So, nettled, I took an empty notebook and a pen and I went down to the gazebo at the bottom of the garden and during the course of the afternoon I wrote this story. I got to read it aloud for the first time a few weeks later at a benefit at the legendary CBGBs. It was the best possible location to read a story about punk and 1977, and it made me feel very happy.

“THE DAY THE SAUCERS CAME”

Written in a hotel room in New York the week I read the audio book of my novel Stardust, while waiting for a car to come and take me away, for editor and poet Rain Graves, who had asked me for a couple of poems for her Web site at www.spiderwords.com. I was happy to discover that it worked when read before an audience.

“SUNBIRD”

My oldest daughter, Holly, told me exactly what she wanted for her eighteenth birthday. “I want something nobody else could ever give me, Dad. I want you to write me a short story.” And then, because she knows me well, she added, “And I know you’re always late, and I don’t want to stress you out or anything, so as long as I get it by my nineteenth birthday, you’re fine.”

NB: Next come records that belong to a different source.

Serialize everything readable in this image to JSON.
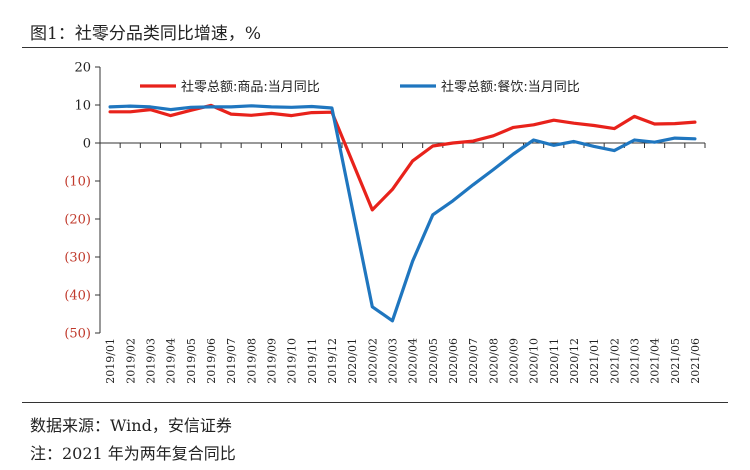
{
  "figure": {
    "title": "图1：社零分品类同比增速，%",
    "source": "数据来源：Wind，安信证券",
    "footnote": "注：2021 年为两年复合同比"
  },
  "colors": {
    "series_goods": "#e8221b",
    "series_catering": "#1f76bf",
    "negative_tick": "#c0392b",
    "axis": "#333333"
  },
  "chart_data": {
    "type": "line",
    "title": "",
    "xlabel": "",
    "ylabel": "",
    "ylim": [
      -50,
      20
    ],
    "yticks": [
      20,
      10,
      0,
      -10,
      -20,
      -30,
      -40,
      -50
    ],
    "ytick_labels": [
      "20",
      "10",
      "0",
      "(10)",
      "(20)",
      "(30)",
      "(40)",
      "(50)"
    ],
    "grid": false,
    "legend_position": "top",
    "categories": [
      "2019/01",
      "2019/02",
      "2019/03",
      "2019/04",
      "2019/05",
      "2019/06",
      "2019/07",
      "2019/08",
      "2019/09",
      "2019/10",
      "2019/11",
      "2019/12",
      "2020/01",
      "2020/02",
      "2020/03",
      "2020/04",
      "2020/05",
      "2020/06",
      "2020/07",
      "2020/08",
      "2020/09",
      "2020/10",
      "2020/11",
      "2020/12",
      "2021/01",
      "2021/02",
      "2021/03",
      "2021/04",
      "2021/05",
      "2021/06"
    ],
    "series": [
      {
        "name": "社零总额:商品:当月同比",
        "color": "#e8221b",
        "values": [
          8.2,
          8.2,
          8.8,
          7.2,
          8.6,
          9.9,
          7.6,
          7.3,
          7.8,
          7.2,
          8.0,
          8.1,
          null,
          -17.6,
          -12.2,
          -4.7,
          -0.8,
          0.0,
          0.5,
          1.9,
          4.1,
          4.8,
          6.0,
          5.2,
          4.6,
          3.8,
          7.0,
          5.0,
          5.1,
          5.5
        ]
      },
      {
        "name": "社零总额:餐饮:当月同比",
        "color": "#1f76bf",
        "values": [
          9.5,
          9.7,
          9.5,
          8.8,
          9.4,
          9.5,
          9.5,
          9.8,
          9.5,
          9.4,
          9.6,
          9.2,
          null,
          -43.1,
          -46.8,
          -31.1,
          -18.9,
          -15.2,
          -11.0,
          -7.0,
          -2.9,
          0.8,
          -0.6,
          0.4,
          -0.9,
          -2.0,
          0.8,
          0.2,
          1.3,
          1.1
        ]
      }
    ]
  }
}
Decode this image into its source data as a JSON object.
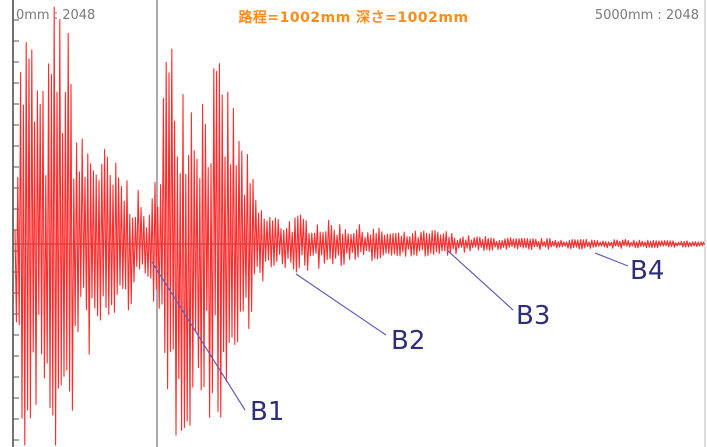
{
  "header": {
    "left_range": "0mm : 2048",
    "right_range": "5000mm : 2048",
    "readout": "路程=1002mm 深さ=1002mm"
  },
  "annotations": [
    "B1",
    "B2",
    "B3",
    "B4"
  ],
  "colors": {
    "waveform": "#ff2a2a",
    "readout": "#ff8c1a",
    "annotation_text": "#2e2e78",
    "leader_line": "#5f5fb5",
    "axis": "#333333",
    "background": "#ffffff"
  }
}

There was a writer from Tulsa, Oklahoma (he died in 2002), who was, for a little while in the late 1960s and early 1970s, the best short story writer in the world. His name was R. A. Lafferty, and his stories were unclassifiable and odd and inimitable-you knew you were reading a Lafferty story within a sentence. When I was young I wrote to him, and he wrote back.

“Sunbird” was my attempt to write a Lafferty story, and it taught me a number of things, mostly how much harder they are than they look. Holly didn’t get it until her nineteen-and-a-halfth birthday, when I was in the middle of writing Anansi Boys and decided that if I didn’t finish writing something-anything-I would probably go mad. With her permission it was published in a book with an extremely long title, often abbreviated to Noisy Outlaws, Unfriendly Blobs, and Some Other Things That Aren’t As Scary…, as a benefit for the literacy program 826 NYC.